In the arid valleys of southern Tunisia’s Djebel Dahar region, people have lived for centuries in underground houses whose earthen casing provides protection against searing summer heat and winter winds.
But in recent decades, rural depopulation has meant fewer people live in the homes, which are composed of rooms hewn into the walls of an excavated circular courtyard. The few remaining families say they are attached to the homes and the land or see no way of moving.
“My father died, my mother died, the girls got married and I was left alone. They all went to lead their own lives,” said Latifa Ben Yahia, 38, who lives in a five-room troglodyte home in the village of Tijma. “If I leave then the house will be gone.”

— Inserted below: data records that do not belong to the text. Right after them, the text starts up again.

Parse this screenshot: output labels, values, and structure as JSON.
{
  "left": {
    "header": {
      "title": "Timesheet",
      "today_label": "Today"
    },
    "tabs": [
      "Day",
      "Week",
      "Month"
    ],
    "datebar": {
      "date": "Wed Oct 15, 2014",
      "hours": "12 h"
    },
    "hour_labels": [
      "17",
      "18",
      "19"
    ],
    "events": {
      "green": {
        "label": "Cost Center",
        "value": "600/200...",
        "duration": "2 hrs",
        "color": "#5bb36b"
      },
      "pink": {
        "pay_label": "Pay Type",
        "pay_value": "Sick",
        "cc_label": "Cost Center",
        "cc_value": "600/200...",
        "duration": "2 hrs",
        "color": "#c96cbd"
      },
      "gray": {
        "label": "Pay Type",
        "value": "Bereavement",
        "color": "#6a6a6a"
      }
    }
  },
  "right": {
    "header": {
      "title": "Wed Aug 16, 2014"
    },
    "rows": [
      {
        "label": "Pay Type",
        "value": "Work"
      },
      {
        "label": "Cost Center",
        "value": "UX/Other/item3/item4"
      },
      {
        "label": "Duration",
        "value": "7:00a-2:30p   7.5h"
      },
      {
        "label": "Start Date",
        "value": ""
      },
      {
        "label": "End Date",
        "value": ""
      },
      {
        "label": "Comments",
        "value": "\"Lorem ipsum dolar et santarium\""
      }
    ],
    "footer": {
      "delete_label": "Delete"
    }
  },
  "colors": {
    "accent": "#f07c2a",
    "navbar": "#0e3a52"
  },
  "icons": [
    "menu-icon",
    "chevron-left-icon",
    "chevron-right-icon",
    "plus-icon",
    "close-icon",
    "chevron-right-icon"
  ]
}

The homes are concentrated around Matmata, which lies in a cratered landscape dotted with palm trees and olive groves about 227 mile south of Tunis.

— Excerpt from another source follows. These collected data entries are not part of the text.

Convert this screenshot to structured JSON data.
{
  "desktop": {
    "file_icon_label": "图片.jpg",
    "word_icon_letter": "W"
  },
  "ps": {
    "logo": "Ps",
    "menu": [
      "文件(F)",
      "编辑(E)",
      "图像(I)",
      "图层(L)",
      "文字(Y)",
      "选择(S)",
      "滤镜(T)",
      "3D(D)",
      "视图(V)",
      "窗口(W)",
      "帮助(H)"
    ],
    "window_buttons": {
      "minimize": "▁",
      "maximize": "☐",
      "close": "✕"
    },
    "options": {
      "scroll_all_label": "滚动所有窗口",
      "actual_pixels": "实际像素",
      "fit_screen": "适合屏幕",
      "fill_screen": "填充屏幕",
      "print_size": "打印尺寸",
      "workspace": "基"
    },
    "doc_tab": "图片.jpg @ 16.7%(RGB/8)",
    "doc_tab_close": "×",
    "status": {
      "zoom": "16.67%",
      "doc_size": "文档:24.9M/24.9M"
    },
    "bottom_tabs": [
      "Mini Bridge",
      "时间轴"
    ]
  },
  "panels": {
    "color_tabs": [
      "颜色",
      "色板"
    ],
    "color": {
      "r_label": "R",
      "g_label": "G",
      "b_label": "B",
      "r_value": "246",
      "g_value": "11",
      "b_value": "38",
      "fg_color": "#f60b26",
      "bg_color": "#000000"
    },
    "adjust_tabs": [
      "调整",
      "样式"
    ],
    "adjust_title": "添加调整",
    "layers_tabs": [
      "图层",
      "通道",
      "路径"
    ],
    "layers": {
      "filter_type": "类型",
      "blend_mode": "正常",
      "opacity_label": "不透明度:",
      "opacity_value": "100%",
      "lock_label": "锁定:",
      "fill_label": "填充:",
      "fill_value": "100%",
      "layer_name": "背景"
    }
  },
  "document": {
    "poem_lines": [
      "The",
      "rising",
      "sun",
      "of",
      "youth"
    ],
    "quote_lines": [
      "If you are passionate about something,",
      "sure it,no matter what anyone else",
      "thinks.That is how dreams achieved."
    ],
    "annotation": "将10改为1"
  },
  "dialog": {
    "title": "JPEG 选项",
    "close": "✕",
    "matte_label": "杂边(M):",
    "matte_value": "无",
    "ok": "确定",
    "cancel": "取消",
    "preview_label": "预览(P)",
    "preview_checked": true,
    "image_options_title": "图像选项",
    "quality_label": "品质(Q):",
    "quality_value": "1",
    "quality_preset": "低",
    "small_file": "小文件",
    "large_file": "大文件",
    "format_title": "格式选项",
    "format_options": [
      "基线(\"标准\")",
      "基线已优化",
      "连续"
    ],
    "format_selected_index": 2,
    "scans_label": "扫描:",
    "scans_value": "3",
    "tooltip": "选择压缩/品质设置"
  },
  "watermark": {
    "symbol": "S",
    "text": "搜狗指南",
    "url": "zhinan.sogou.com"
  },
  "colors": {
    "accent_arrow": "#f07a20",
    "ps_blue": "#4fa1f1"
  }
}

They are highly unusual, though similar constructions are found across the border in Libya, to the southwest. In other parts of the Djebel Dahar, houses and storerooms were carved from rock and earth above ground.
Many families left the underground houses when new towns and villages were built in the 1960s and 1970s as part of a modernization drive by President Habib Bourguiba.

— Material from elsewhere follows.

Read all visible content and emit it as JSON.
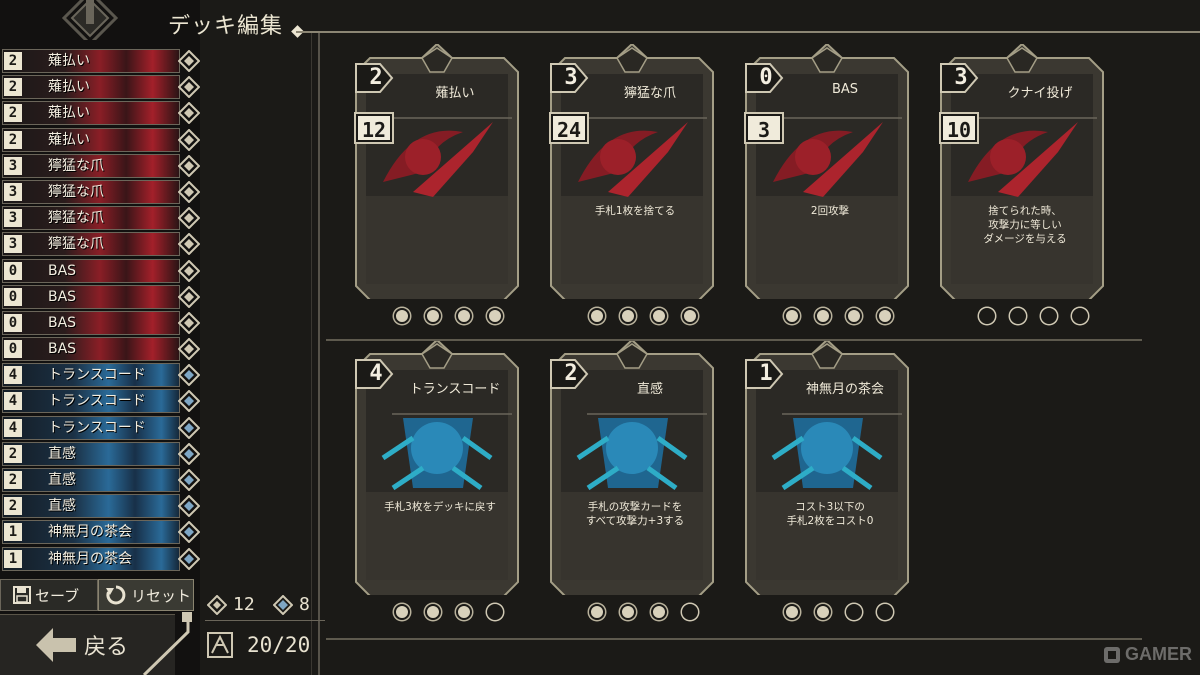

Locals suspect Bourguiba wanted to dilute Berber communities as he strove to integrate them into the Arab nation after independence from France.
Disputes over inheritance and periods of drought or heavy rain, which can cause the houses to collapse, also contributed to the rural exodus.
Some built modern houses on adjoining land, using the traditional homes as stables or workshops.
Residents live largely off olive farming and tourism. Matmata became a popular destination after a troglodyte home converted into a hotel was used as a Star Wars set in the 1970s.
But tourism across Tunisia is still recovering from a sharp decline after the country’s 2011 Arab Spring uprising and major attacks targeting tourists in Tunis and Sousse in 2015.
“Before the revolution there was tourism. Since then there’s not been much, just some Tunisians who come on days off or holidays,” said Saliha Mohamedi, 36.
She says she is comfortable in the house, where she lives with her husband and four children and lets tourists visit in return for tips.
“If I got another house I would give it to (my children). This is where we have passed our lives,” she said.
Hedi Ali Kayel, 65, who runs a small shop in the village of Haddej, is one of the last people in the area who knows how to build and maintain the houses. The last new house he dug was in the 1970s.
Now he is fighting a lonely battle to save the ones that still exist. “Every time there’s rain I come and repair them,” he says. “I don’t let them go.”